Ma va detto, e detto fermamente per Giosuè, che non c'è alcuna prova che abbia agito in questa o in altre occasioni simili per gratificare i sentimenti personali; non si faceva né per appagare la sete di sangue, né per appagare l'orgoglio di un conquistatore. Giosuè ci dà in tutto e per tutto l'impressione di un uomo che compie la volontà di un altro; infliggendo una sentenza giudiziale, e infliggendola completamente all'inizio in modo che non ci fosse bisogno di una serie costante di piccole esecuzioni dopo. Questo era certamente il suo scopo; ma il nemico si mostrò più vitale di quanto avesse supposto.

E quando ci rivolgiamo a noi stessi e pensiamo a ciò che possiamo imparare da questa transazione, vediamo una preziosa applicazione del suo metodo alla guerra spirituale. Dio ha ancora nemici, dentro e fuori, con i quali siamo chiamati a contendere. "Poiché noi non lottiamo contro carne e sangue, ma contro principati e potestà, contro i dominatori delle tenebre di questo mondo, contro la malvagità spirituale negli alti luoghi.

"Quando combattiamo con il nemico nel nostro cuore, la clemenza è la nostra grande tentazione, ma allo stesso tempo la nostra più grande trappola. Ciò di cui abbiamo bisogno qui è il coraggio di uccidere. Ci accontentiamo di confessioni e rimpianti, ma il nemico vive, torna all'attacco, e ci tiene in perenne sconforto... Oh che in questa battaglia somigliassimo a Giosuè, mirando a uccidere subito il nemico, e non lasciando nulla a lui che respira!
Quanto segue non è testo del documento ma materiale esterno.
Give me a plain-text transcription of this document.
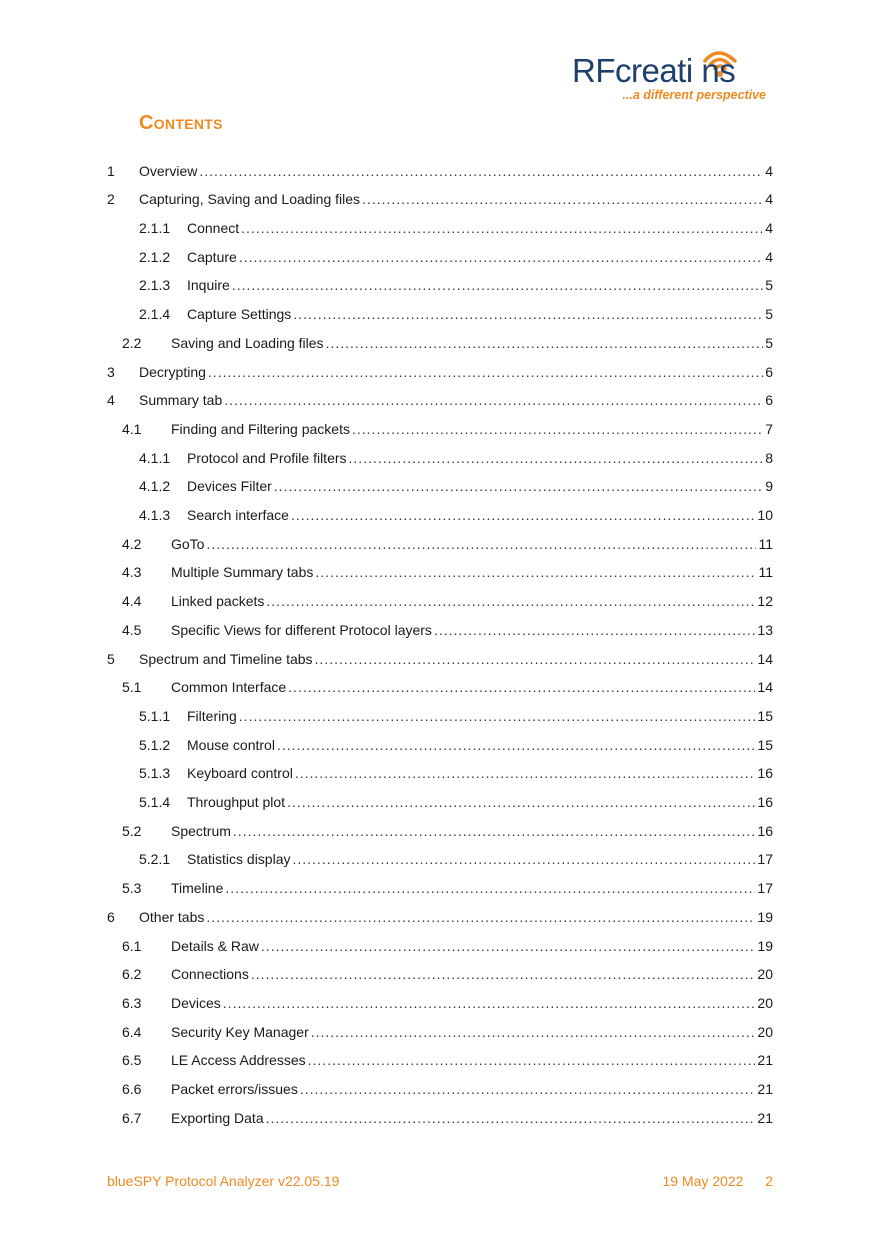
RFcreati ns
...a different perspective
Contents
1 Overview .....	4
2 Capturing, Saving and Loading files .....	4
2.1.1 Connect .....	4
2.1.2 Capture .....	4
2.1.3 Inquire .....	5
2.1.4 Capture Settings .....	5
2.2 Saving and Loading files .....	5
3 Decrypting .....	6
4 Summary tab .....	6
4.1 Finding and Filtering packets .....	7
4.1.1 Protocol and Profile filters .....	8
4.1.2 Devices Filter .....	9
4.1.3 Search interface .....	10
4.2 GoTo .....	11
4.3 Multiple Summary tabs .....	11
4.4 Linked packets .....	12
4.5 Specific Views for different Protocol layers .....	13
5 Spectrum and Timeline tabs .....	14
5.1 Common Interface .....	14
5.1.1 Filtering .....	15
5.1.2 Mouse control .....	15
5.1.3 Keyboard control .....	16
5.1.4 Throughput plot .....	16
5.2 Spectrum .....	16
5.2.1 Statistics display .....	17
5.3 Timeline .....	17
6 Other tabs .....	19
6.1 Details & Raw .....	19
6.2 Connections .....	20
6.3 Devices .....	20
6.4 Security Key Manager .....	20
6.5 LE Access Addresses .....	21
6.6 Packet errors/issues .....	21
6.7 Exporting Data .....	21
blueSPY Protocol Analyzer v22.05.19	19 May 2022 2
E in riferimento al mondo esterno, la mancanza di completezza nella guerra è ancora il nostro peccato assillante. Giochiamo alle missioni; scherziamo con la terribile ubriachezza e sensualità che ci circonda; guardiamo, e vediamo i distretti rurali via via spopolarsi; e ci torchiamo le mani davanti alla massa della povertà, del vizio e della miseria nelle nostre grandi città affollate. Quanto è raro che qualcuno si alzi tra noi come il generale Booth, per affrontare i mali prevalenti in tutta la loro grandezza, e persino tentare di combatterli lungo tutta la linea! Perché un tale spirito non dovrebbe essere universale nella Chiesa cristiana? Chi può dire il male fatto dalla mancanza di fede, dal languore, dalla riluttanza a essere disturbati nella nostra vita tranquilla e compiaciuta, dalla nostra paura di suscitare contro di noi il disprezzo e la rabbia del mondo? Se solo la Chiesa avesse più fede e, come frutto della fede, più coraggio e più intraprendenza, quale aiuto dal cielo non le arrivasse! È vero, non avrebbe visto il nemico schiacciato dalla grandine, né il sole in piedi a Gabaon, né la luna nella valle di Ajalon; ma avrebbe visto luoghi più grandiosi; avrebbe visto sorgere nelle sue file uomini di forza spirituale; avrebbe visto ondate di forte influenza spirituale travolgere i suoi nemici.

Gerico smantellata, Ai catturato e i campioni del male che cadono dal cielo come Lucifero per far posto al Re dei re e Signore dei signori. Andiamo alla croce di Gesù per ravvivare la nostra fede e reclutare le nostre energie. Il Capitano della nostra salvezza non solo ha ottenuto la salvezza per noi, ma ci ha dato un esempio benedetto dello spirito e della vita dei veri guerrieri cristiani.

"Al Nome di Gesù, le legioni di Satana fuggono; Avanti, soldati cristiani, Avanti alla vittoria. Le fondamenta dell'inferno tremano Al grido di lode; Fratelli, alzate le nostre voci, alzate i vostri inni!"